More than 100 migrants thought to be from China’s Uighur minority have escaped from shelters in Thailand, with authorities fearing they have fallen into the hands of a human trafficking ring, an official said on Wednesday
Nov 12, 2014
BANGKOK: More than 100 migrants thought to be from China’s Uighur minority have escaped from shelters in Thailand, with authorities fearing they have fallen into the hands of a human trafficking ring, an official said on Wednesday (Nov 12).
Thailand has held dozens of the migrants since March, when they were discovered during a raid on a suspected people-smuggling camp in the kingdom’s deep south and sentenced for illegal entry.
Police had said they were waiting to identify the nationalities of the group before deciding their fate. The migrants claimed they were Turkish, but US-based Uighur activists identified them as Uighurs – a Turkic-speaking, predominantly Muslim group from China’s northwestern Xinjiang region.
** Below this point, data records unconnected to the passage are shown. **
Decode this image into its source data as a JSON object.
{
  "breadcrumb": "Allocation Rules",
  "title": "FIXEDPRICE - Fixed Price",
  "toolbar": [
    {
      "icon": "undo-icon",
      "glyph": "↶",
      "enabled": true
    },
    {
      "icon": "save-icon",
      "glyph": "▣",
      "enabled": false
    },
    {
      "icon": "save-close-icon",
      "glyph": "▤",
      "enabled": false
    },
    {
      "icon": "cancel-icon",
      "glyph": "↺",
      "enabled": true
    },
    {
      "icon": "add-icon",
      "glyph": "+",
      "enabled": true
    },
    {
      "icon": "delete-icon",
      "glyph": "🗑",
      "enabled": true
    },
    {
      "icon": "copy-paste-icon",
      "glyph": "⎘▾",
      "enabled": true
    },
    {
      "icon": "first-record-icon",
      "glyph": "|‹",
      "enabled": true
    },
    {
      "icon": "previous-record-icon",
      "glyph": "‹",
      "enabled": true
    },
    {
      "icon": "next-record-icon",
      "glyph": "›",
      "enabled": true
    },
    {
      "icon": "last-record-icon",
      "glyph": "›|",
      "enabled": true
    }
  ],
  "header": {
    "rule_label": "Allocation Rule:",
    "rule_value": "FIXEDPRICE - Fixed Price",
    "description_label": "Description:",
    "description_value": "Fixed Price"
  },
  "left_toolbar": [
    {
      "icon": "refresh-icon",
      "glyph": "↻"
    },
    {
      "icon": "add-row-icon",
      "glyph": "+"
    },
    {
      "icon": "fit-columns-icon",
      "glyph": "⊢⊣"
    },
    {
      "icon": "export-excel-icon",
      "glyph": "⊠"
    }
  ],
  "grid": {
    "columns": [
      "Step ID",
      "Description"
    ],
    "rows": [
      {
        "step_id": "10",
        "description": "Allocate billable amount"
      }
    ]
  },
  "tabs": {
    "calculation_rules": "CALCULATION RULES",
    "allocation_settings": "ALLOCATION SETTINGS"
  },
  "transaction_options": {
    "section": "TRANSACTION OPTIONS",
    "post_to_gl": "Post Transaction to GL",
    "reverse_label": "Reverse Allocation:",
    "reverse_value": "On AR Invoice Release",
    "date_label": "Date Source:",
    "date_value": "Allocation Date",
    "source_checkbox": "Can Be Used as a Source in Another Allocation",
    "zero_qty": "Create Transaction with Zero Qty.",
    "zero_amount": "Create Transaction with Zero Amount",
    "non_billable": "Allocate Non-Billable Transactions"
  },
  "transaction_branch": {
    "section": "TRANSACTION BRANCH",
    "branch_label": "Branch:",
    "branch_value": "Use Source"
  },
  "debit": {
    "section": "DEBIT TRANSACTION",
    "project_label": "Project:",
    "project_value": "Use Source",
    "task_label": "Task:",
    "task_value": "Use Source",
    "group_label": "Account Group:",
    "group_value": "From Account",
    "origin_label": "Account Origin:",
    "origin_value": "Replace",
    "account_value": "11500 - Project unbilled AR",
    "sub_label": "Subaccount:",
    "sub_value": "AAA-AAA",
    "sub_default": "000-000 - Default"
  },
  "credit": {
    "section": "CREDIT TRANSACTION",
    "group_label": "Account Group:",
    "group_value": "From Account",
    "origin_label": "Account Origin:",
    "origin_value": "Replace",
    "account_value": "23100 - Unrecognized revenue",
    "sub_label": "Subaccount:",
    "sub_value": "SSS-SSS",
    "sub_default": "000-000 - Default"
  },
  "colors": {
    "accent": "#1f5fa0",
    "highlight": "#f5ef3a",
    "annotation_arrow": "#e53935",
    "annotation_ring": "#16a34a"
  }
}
The latest annual US human rights report said that China carries out “severe official repression” of Uighurs in Xinjiang, with the Thai raid in March prompting the US State Department to urge Thailand to offer the group protection.
“Only 40 of around 160 women and children remain at the two shelters. They ran away together at night between Nov 1 and 5,” Jaras Chumpan, chief of the social development and human security office in southern Songkhla province, told AFP by telephone. “I am concerned that they might have been trafficked,” he added. “They want to go to Turkey – they do not want to go back to China.”
Thailand has long been a hub for people-trafficking, with thousands of Rohingya, a Muslim minority group from neighbouring Myanmar, believed to have passed through the kingdom in recent years.
Songkhla immigration police chief Thatchai Pitaneelaboot confirmed authorities were searching for the missing women and children, adding that police were still trying to determine their nationalities. “We still don’t know their identities – we are waiting for their identity proofs,” said Thatchai, adding police thought they were from China or Turkey.
In March, a southern Thai court fined around 120 adults US$124 each for illegal entry, holding the men in detention centres and the women and children in shelters. “The men have been detained in detention centres across the country,” said Thatchai, adding that more than 300 men, women and children were discovered in the March raid – raising a previous estimate of roughly 200 people.
Under pressure from Beijing, countries including Cambodia, Malaysia and Pakistan have all in recent years forcibly returned Uighurs to China. Thailand has a generally cordial relationship with China.